Government is not beholden to the rich

By Robert J. Samuelson,


How often have you heard that we have the best government money can buy? Washington is overrun, it’s said, with fat-cat lobbyists whose lavish campaign contributions and insider connections manipulate the White House and Congress to serve big corporations and the rich. Meanwhile, the poor and middle class are ignored. This damning and demoralizing indictment has only one major defect: It’s about 98 percent untrue.

What we actually have is government that’s beholden to the poor and middle class. It redistributes from the young, well-off and wealthy to the old, needy and unlucky. To be sure, Washington is awash with lobbyists who do secure tax breaks, congressional preferences and regulatory advantages for wealthy clients. But these triumphs — often cited to prove the system’s “unfairness” — are small potatoes in the larger scheme of things.



Tom Toles on the economy: A collection of cartoons about the state of the economy.

This is no secret. But now a report from the Congressional Budget Office (CBO) makes the point with a deluge of data.

The report — called “The Distribution of Federal Spending and Taxes in 2006” — shows where government’s money comes from and where it goes. The CBO divides the population into elderly (65 and over) and non-elderly households. They’re respectively 15 percent and 85 percent of the population. The non-elderly are also examined by income, from the poorest to the richest fifth. Here’s what the CBO found (The year 2006 was the latest for which detailed data were available):

● Slightly more than half (53 percent) of non-interest federal spending represented individual benefits and health care. Of these transfers (nearly $1.3 trillion), almost 60 percent went to the elderly. Social Security and Medicare dominated overall spending. Other benefits included Medicaid, unemployment insurance, food stamps, Pell grants, veterans’ benefits, subsidized school meals and housing assistance.
● Of the non-elderly’s $550 billion in benefits and health care, the poorest fifth of households received half. The next two poorest fifths took roughly another 30 percent. Thus, most benefits went to people in the lower half of the income distribution. Payments to the upper middle class often reflected Social Security begun before 65 and/or early Medicare eligibility.
● The non-elderly paid almost 85 percent of taxes, with the richest fifth covering two-thirds of that. If government taxes and transfers — what people pay and get — are lumped together, the average elderly household received a net payment of $13,900 in 2006; the poorest fifth of non-elderly households received $12,600. By contrast, the net tax payment for the richest fifth of non-elderly households averaged $66,000.
● Growing transfers have shrunk traditional government functions, from defense to transportation to parks. They’re only 40 percent of 2006 spending.

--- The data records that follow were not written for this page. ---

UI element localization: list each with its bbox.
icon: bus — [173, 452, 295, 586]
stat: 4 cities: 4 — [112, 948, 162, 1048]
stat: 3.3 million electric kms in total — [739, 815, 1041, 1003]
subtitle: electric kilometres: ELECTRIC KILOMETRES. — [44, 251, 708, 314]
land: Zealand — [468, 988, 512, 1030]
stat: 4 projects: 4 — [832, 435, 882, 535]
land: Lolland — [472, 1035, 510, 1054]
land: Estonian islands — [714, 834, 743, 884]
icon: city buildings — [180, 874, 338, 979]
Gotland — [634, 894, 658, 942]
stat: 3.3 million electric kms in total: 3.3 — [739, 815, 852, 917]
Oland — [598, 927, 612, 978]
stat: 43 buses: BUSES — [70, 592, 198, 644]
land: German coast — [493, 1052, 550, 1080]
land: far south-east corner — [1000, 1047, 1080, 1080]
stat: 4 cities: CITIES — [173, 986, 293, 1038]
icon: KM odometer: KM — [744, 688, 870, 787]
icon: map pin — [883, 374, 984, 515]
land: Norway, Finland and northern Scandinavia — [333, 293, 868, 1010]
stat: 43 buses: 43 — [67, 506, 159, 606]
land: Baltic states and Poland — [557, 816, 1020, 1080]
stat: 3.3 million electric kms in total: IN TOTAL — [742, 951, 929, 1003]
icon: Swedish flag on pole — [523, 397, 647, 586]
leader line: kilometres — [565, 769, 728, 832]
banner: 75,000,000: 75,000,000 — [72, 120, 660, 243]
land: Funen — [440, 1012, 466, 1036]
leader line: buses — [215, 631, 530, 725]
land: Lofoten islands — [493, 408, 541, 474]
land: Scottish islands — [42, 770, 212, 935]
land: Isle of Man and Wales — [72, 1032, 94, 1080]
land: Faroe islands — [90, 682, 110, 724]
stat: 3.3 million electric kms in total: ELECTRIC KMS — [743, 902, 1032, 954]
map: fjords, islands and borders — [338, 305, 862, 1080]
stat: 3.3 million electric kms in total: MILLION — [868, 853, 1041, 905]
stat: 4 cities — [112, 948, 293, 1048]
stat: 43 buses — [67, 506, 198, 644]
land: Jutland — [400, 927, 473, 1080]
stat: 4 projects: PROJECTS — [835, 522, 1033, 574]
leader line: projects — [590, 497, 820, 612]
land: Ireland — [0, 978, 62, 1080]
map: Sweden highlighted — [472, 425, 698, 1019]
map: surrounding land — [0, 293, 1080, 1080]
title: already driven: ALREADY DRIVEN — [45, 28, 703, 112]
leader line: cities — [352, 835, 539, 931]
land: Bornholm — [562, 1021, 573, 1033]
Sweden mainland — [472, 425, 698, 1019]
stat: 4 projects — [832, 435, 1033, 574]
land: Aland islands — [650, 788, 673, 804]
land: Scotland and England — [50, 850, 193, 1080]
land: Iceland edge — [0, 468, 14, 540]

If lobbyists aim to empower the rich, they’re doing a lousy job. Democracy responds more to the mass of voters and to political crusades than to the wealthy or business interests. In the recent government shutdown, corporate America discovered that its influence on congressional Republicans was modest or nonexistent.

It’s not that big companies and wealthy individuals are powerless, but their power is vastly exaggerated.


The idea that government is routinely bought and sold by the rich is a source of widespread — but misleading — cynicism. It’s the false premise on which so-called campaign finance “reform” rests.

Moneyed interests are allegedly so corrupt that they must be controlled or else they will ruin democracy. The resulting campaign rules have, by inspiring evasions and compromising free speech, fed the cynicism they were supposed to suppress. They have made politics more costly and cumbersome without making it more effective.


Democracy’s problem is not the influence of money. It’s the influence of people. As the CBO report shows, so many Americans have become dependent on government that consensual change is difficult and, perhaps, impossible.